The texts had been anonymous. They didn’t make demands, and there were no responses to her inquiries.

And that day, in a sweltering classroom surrounded by a summertime’s worth of things to do, Tasha realized she knew the identity of her mysterious friend. The only person who knew she was still working on the paper was herself. She had also known her stress level had been through the roof at the end of last year, and worry had been consuming her. Only she could have known the paper would be finished and accepted; only she could have known the question the man in Cambridge would ask.

Tasha stopped cleaning the classroom. From the same laptop she used to run her initial numbers, she tested her new theory. Utilizing the program that had confirmed her data, she input a date. She typed out the message and hit send. If she was right, somewhere back in time, she was reading the first message that the paper would be published. She had to approximate the second message; she knew she had been somewhere near Boston, which would have been June. She sent the message, warning her past self that an old man would stump her in Cambridge.

Tasha sat back and wondered, hoping the messages she sent were worded the same as the ones she received not so long ago. She knew they would be; after all, she had received them, hadn’t she?

A realization dawned on Tasha. If her past self became aware of her future, something terrible could happen. There were other theories out there about time travel. There were paradoxes to consider, such as the grandfather paradox that suggested she could alter time in such a way that she wouldn’t exist in the future. Yet here she was.

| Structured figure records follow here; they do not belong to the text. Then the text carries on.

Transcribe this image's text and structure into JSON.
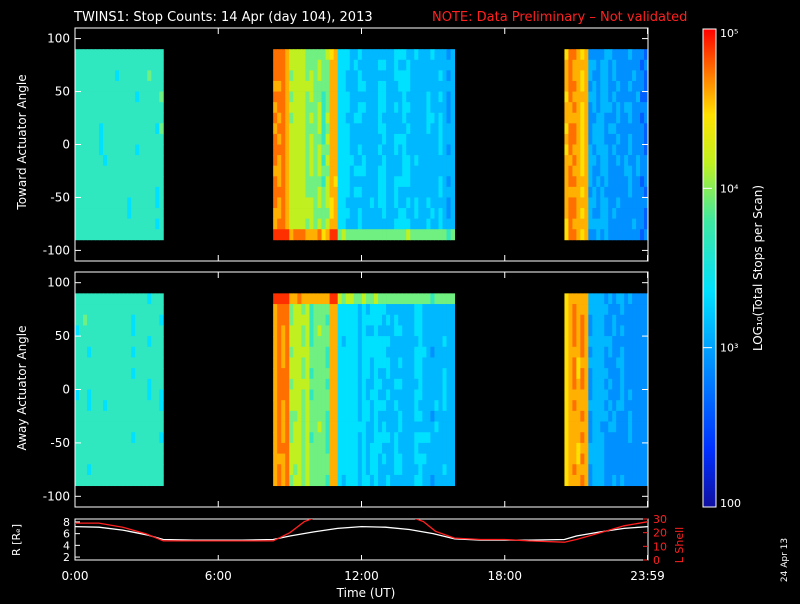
{
  "title": "TWINS1: Stop Counts: 14 Apr (day 104), 2013",
  "note": "NOTE: Data Preliminary – Not validated",
  "date_stamp": "24 Apr 13",
  "colors": {
    "note": "#ff2020",
    "r_line": "#ffffff",
    "l_line": "#ff2020"
  },
  "chart_data": [
    {
      "type": "heatmap",
      "ylabel": "Toward Actuator Angle",
      "ylim": [
        -110,
        110
      ],
      "yticks": [
        -100,
        -50,
        0,
        50,
        100
      ],
      "data_range": [
        -90,
        90
      ],
      "xlim": [
        0,
        24
      ],
      "data_segments": [
        [
          0,
          3.7
        ],
        [
          8.3,
          15.9
        ],
        [
          20.5,
          24
        ]
      ]
    },
    {
      "type": "heatmap",
      "ylabel": "Away Actuator Angle",
      "ylim": [
        -110,
        110
      ],
      "yticks": [
        -100,
        -50,
        0,
        50,
        100
      ],
      "data_range": [
        -90,
        90
      ],
      "xlim": [
        0,
        24
      ],
      "data_segments": [
        [
          0,
          3.7
        ],
        [
          8.3,
          15.9
        ],
        [
          20.5,
          24
        ]
      ]
    },
    {
      "type": "line",
      "xlabel": "Time (UT)",
      "xlim": [
        0,
        24
      ],
      "xticks": [
        "0:00",
        "6:00",
        "12:00",
        "18:00",
        "23:59"
      ],
      "xtick_values": [
        0,
        6,
        12,
        18,
        23.98
      ],
      "left_axis": {
        "label": "R [Rₑ]",
        "ylim": [
          1.5,
          8.5
        ],
        "yticks": [
          2,
          4,
          6,
          8
        ]
      },
      "right_axis": {
        "label": "L Shell",
        "ylim": [
          0,
          30
        ],
        "yticks": [
          0,
          10,
          20,
          30
        ]
      },
      "series": [
        {
          "axis": "left",
          "color": "#ffffff",
          "x": [
            0,
            1,
            2,
            3,
            3.7,
            5,
            6,
            7,
            8.3,
            9,
            10,
            11,
            12,
            13,
            14,
            15,
            15.9,
            17,
            18,
            19,
            20.5,
            21,
            22,
            23,
            24
          ],
          "y": [
            7.2,
            7.1,
            6.6,
            5.8,
            5.0,
            4.9,
            4.9,
            4.9,
            5.0,
            5.6,
            6.3,
            6.9,
            7.2,
            7.1,
            6.7,
            6.0,
            5.1,
            4.9,
            4.9,
            4.9,
            5.0,
            5.6,
            6.3,
            6.9,
            7.2
          ]
        },
        {
          "axis": "right",
          "color": "#ff2020",
          "x": [
            0,
            1,
            2,
            3,
            3.7,
            5,
            6,
            7,
            8.3,
            9,
            9.6,
            10.2,
            14,
            14.6,
            15.1,
            15.9,
            17,
            18,
            19,
            20.5,
            21,
            22,
            23,
            24
          ],
          "y": [
            27,
            27,
            24,
            19,
            14,
            14,
            14,
            14,
            14,
            20,
            28,
            32,
            32,
            28,
            21,
            16,
            15,
            15,
            14,
            13,
            15,
            20,
            25,
            28
          ]
        }
      ]
    }
  ],
  "colorbar": {
    "label": "LOG₁₀(Total Stops per Scan)",
    "tick_labels": [
      "10⁵",
      "10⁴",
      "10³",
      "100"
    ],
    "tick_values": [
      100000,
      10000,
      1000,
      100
    ]
  }
}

The correctness of Tasha’s theory was that humans could indeed travel through time. At the heart of her theory (now discovery) was the realization that the human consciousness travels, not the body. Tasha knew as well, though she hadn’t factored it into the paper, that a human consciousness can only exist in one place at a time. Consciousness is, after all, relative. As long as the traveler remains unaware of an alternate self, everything works. But as soon as Tasha told her past self what was going on, her consciousness would likely revert to the day of the first text, thus creating the start of what she was quickly ascertaining would become an endless loop.

But here she sat, aware that she was in what would be, to her past self, the future. Had she checked the incoming text immediately? She couldn’t remember. From the look of things, there was still a future ahead, but she had to act quickly to preserve it. Every moment, she became more aware of the truth of her own discovery, and the truth could mean the end. Only by stopping her past self from continuing the research could she hope to break the loop that was an ever-increasing probability.

She chose the same date and time of the first text, the day she told herself not to worry.

            “Don’t search anymore!” she typed to herself. “Your research has created a loop. If you continue, the only thing left of the world will be a circle of time between where I am now and where you are then. You’ve got to stop!”

            Tasha hit ‘send’ and waited for the acknowledging response letting her know the text had been read. Instead, a red exclamation point appeared beside the message.

            “No,” she said, and hit ‘resend.’

The same result, a red exclamation point. She tried once more, knowing what would happen before she sent the message. She didn’t need to travel through time to see that future.

Tasha sat down at her desk in the sweltering classroom. She knew she had been right, and she knew this was it – the end. Or was it the beginning? It was impossible to tell from inside a circle.

From somewhere in her consciousness, somewhere far away, the soft strains of a Mike Mills concerto played the opening notes of a song she remembered called “Find the River.”

Tasha closed her eyes, but only for the briefest of moments.